Cuba’s “Medical Power” in Collapse: State-Run Forced Labor System
The first report of the Observatory for Cuban Labor Export Programs (OCLEP) reveals a dual humanitarian crisis in Cuba: the collapse of domestic healthcare and the systematic exploitation of Cuban medical professionals sent abroad under conditions that meet international definitions of forced labor and human trafficking.
Key Findings
1. Health System in Ruins
- In 2023 alone, over 12,000 doctors and 7,000 nurses abandoned the system due to collapse or reassignment abroad.
- Public health receives barely 1.8–2% of Cuba’s national budget, while tourism and real estate receive 20 times more.
- Hospitals lack basic medicines, anesthesia, gauze, and even sheets. Families must bring all supplies, often buying them on the black market.
- Children are primary victims: untreated tumors, denied surgeries, and avoidable deaths caused by ambulance delays and hospital closures.
2. Doctors Exported as Commodities
- Cuba claims 22,000 doctors abroad, but independent estimates place the number between 40,000 and 50,000 across more than 50 countries.
- Host governments pay $3,000–$10,000 per doctor/month.
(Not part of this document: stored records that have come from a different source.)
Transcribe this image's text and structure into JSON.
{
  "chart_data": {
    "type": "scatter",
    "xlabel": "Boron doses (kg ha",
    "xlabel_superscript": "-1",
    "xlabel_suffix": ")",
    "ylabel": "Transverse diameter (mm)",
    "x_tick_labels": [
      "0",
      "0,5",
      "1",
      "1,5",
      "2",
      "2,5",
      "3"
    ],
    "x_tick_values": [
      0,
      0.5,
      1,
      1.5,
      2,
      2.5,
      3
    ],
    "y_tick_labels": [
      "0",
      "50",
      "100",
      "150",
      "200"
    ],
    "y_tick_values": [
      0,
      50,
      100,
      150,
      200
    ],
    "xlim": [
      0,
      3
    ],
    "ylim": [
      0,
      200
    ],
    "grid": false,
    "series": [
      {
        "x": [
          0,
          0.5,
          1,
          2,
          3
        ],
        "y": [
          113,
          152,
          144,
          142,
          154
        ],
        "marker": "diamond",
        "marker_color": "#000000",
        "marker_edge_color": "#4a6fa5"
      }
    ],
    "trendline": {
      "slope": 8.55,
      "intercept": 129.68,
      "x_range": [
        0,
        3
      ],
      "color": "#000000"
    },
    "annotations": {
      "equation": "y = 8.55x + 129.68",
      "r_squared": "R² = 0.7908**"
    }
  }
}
Medical personnel receive as little as 3–30%of their wages; in one case, 92% was confiscated.
- At least 9 of 11 ILO forced labor indicators are documented, including:
- Passport confiscation
- Restriction of movement and surveillance
- Wage seizure and threats of reprisal.
- Under the Palermo Protocol, these practices constitute state-sponsored trafficking in persons
3. A State-Run Trafficking Economy
OCLEP concludes that Cuba operates a deliberate labor-trafficking model: exporting doctors for revenue while leaving its own population without care. Donations from NGOs and diaspora are often diverted to elite hospitals or foreign patients, not Cuban citizens.
Human Cost: An estimated 5–6 million Cubans—nearly half the population—lack reliable access to healthcare.
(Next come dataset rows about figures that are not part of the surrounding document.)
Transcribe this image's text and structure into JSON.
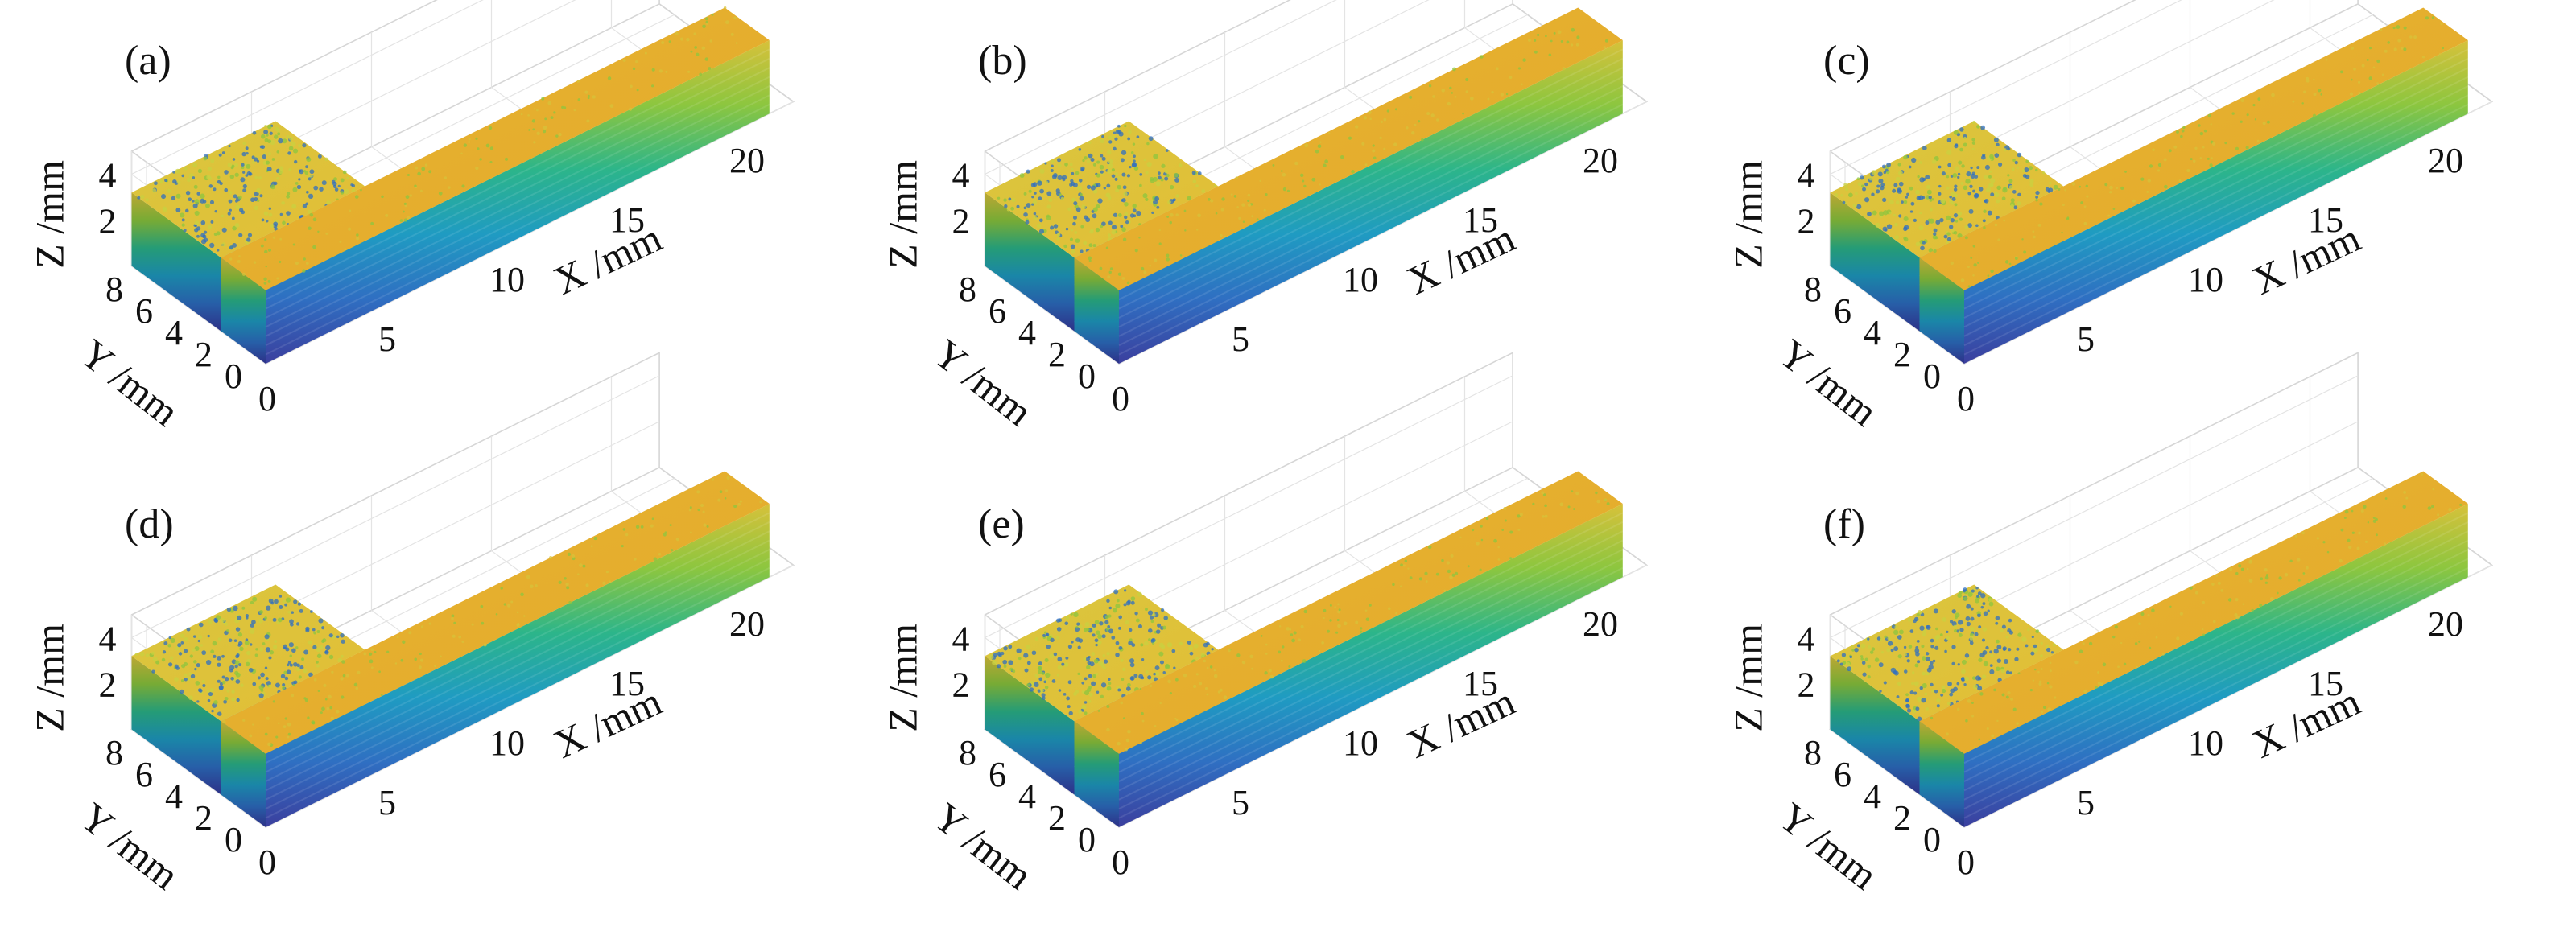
{
  "figure": {
    "background": "#ffffff"
  },
  "colormap": [
    "#3b3f9e",
    "#2f6fc2",
    "#1f9bc2",
    "#2cb58a",
    "#8cc63f",
    "#d7c13a",
    "#e6ae2e"
  ],
  "chart_data": [
    {
      "type": "scatter3d",
      "panel_label": "(a)",
      "xlabel": "X /mm",
      "ylabel": "Y /mm",
      "zlabel": "Z /mm",
      "xticks": [
        0,
        5,
        10,
        15,
        20
      ],
      "yticks": [
        0,
        2,
        4,
        6,
        8
      ],
      "zticks": [
        2,
        4
      ],
      "xlim": [
        0,
        22
      ],
      "ylim": [
        0,
        9
      ],
      "zlim": [
        0,
        5
      ],
      "objects": [
        {
          "name": "",
          "x": [
            0,
            21
          ],
          "y": [
            0,
            3
          ],
          "z": [
            0,
            3.2
          ]
        },
        {
          "name": "",
          "x": [
            0,
            6
          ],
          "y": [
            3,
            9
          ],
          "z": [
            0,
            3.2
          ]
        }
      ]
    },
    {
      "type": "scatter3d",
      "panel_label": "(b)",
      "xlabel": "X /mm",
      "ylabel": "Y /mm",
      "zlabel": "Z /mm",
      "xticks": [
        0,
        5,
        10,
        15,
        20
      ],
      "yticks": [
        0,
        2,
        4,
        6,
        8
      ],
      "zticks": [
        2,
        4
      ],
      "xlim": [
        0,
        22
      ],
      "ylim": [
        0,
        9
      ],
      "zlim": [
        0,
        5
      ],
      "objects": [
        {
          "name": "",
          "x": [
            0,
            21
          ],
          "y": [
            0,
            3
          ],
          "z": [
            0,
            3.2
          ]
        },
        {
          "name": "",
          "x": [
            0,
            6
          ],
          "y": [
            3,
            9
          ],
          "z": [
            0,
            3.2
          ]
        }
      ]
    },
    {
      "type": "scatter3d",
      "panel_label": "(c)",
      "xlabel": "X /mm",
      "ylabel": "Y /mm",
      "zlabel": "Z /mm",
      "xticks": [
        0,
        5,
        10,
        15,
        20
      ],
      "yticks": [
        0,
        2,
        4,
        6,
        8
      ],
      "zticks": [
        2,
        4
      ],
      "xlim": [
        0,
        22
      ],
      "ylim": [
        0,
        9
      ],
      "zlim": [
        0,
        5
      ],
      "objects": [
        {
          "name": "",
          "x": [
            0,
            21
          ],
          "y": [
            0,
            3
          ],
          "z": [
            0,
            3.2
          ]
        },
        {
          "name": "",
          "x": [
            0,
            6
          ],
          "y": [
            3,
            9
          ],
          "z": [
            0,
            3.2
          ]
        }
      ]
    },
    {
      "type": "scatter3d",
      "panel_label": "(d)",
      "xlabel": "X /mm",
      "ylabel": "Y /mm",
      "zlabel": "Z /mm",
      "xticks": [
        0,
        5,
        10,
        15,
        20
      ],
      "yticks": [
        0,
        2,
        4,
        6,
        8
      ],
      "zticks": [
        2,
        4
      ],
      "xlim": [
        0,
        22
      ],
      "ylim": [
        0,
        9
      ],
      "zlim": [
        0,
        5
      ],
      "objects": [
        {
          "name": "",
          "x": [
            0,
            21
          ],
          "y": [
            0,
            3
          ],
          "z": [
            0,
            3.2
          ]
        },
        {
          "name": "",
          "x": [
            0,
            6
          ],
          "y": [
            3,
            9
          ],
          "z": [
            0,
            3.2
          ]
        }
      ]
    },
    {
      "type": "scatter3d",
      "panel_label": "(e)",
      "xlabel": "X /mm",
      "ylabel": "Y /mm",
      "zlabel": "Z /mm",
      "xticks": [
        0,
        5,
        10,
        15,
        20
      ],
      "yticks": [
        0,
        2,
        4,
        6,
        8
      ],
      "zticks": [
        2,
        4
      ],
      "xlim": [
        0,
        22
      ],
      "ylim": [
        0,
        9
      ],
      "zlim": [
        0,
        5
      ],
      "objects": [
        {
          "name": "",
          "x": [
            0,
            21
          ],
          "y": [
            0,
            3
          ],
          "z": [
            0,
            3.2
          ]
        },
        {
          "name": "",
          "x": [
            0,
            6
          ],
          "y": [
            3,
            9
          ],
          "z": [
            0,
            3.2
          ]
        }
      ]
    },
    {
      "type": "scatter3d",
      "panel_label": "(f)",
      "xlabel": "X /mm",
      "ylabel": "Y /mm",
      "zlabel": "Z /mm",
      "xticks": [
        0,
        5,
        10,
        15,
        20
      ],
      "yticks": [
        0,
        2,
        4,
        6,
        8
      ],
      "zticks": [
        2,
        4
      ],
      "xlim": [
        0,
        22
      ],
      "ylim": [
        0,
        9
      ],
      "zlim": [
        0,
        5
      ],
      "objects": [
        {
          "name": "",
          "x": [
            0,
            21
          ],
          "y": [
            0,
            3
          ],
          "z": [
            0,
            3.2
          ]
        },
        {
          "name": "",
          "x": [
            0,
            6
          ],
          "y": [
            3,
            9
          ],
          "z": [
            0,
            3.2
          ]
        }
      ]
    }
  ]
}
Call to International Action
OCLEP urges governments, institutions, and human rights bodies to:
- Audit and disclose contracts with Cuban medical brigades.
- Condition aid and cooperation on transparency and human rights compliance.
- Apply U.S. and EU anti-trafficking sanctions against officials overseeing forced labor.
- Elevate Cuban victim testimonies before the ILO, UN, OAS, and Inter-American systems
“Cuba exports doctors as merchandise while children at home die waiting for antibiotics,” states one testimony.
About OCLEP
The Observatory documents labor exploitation and trafficking across Cuban state missions. This inaugural report is based on 31 field reports and over 70 firsthand testimonies gathered between July and August 2025.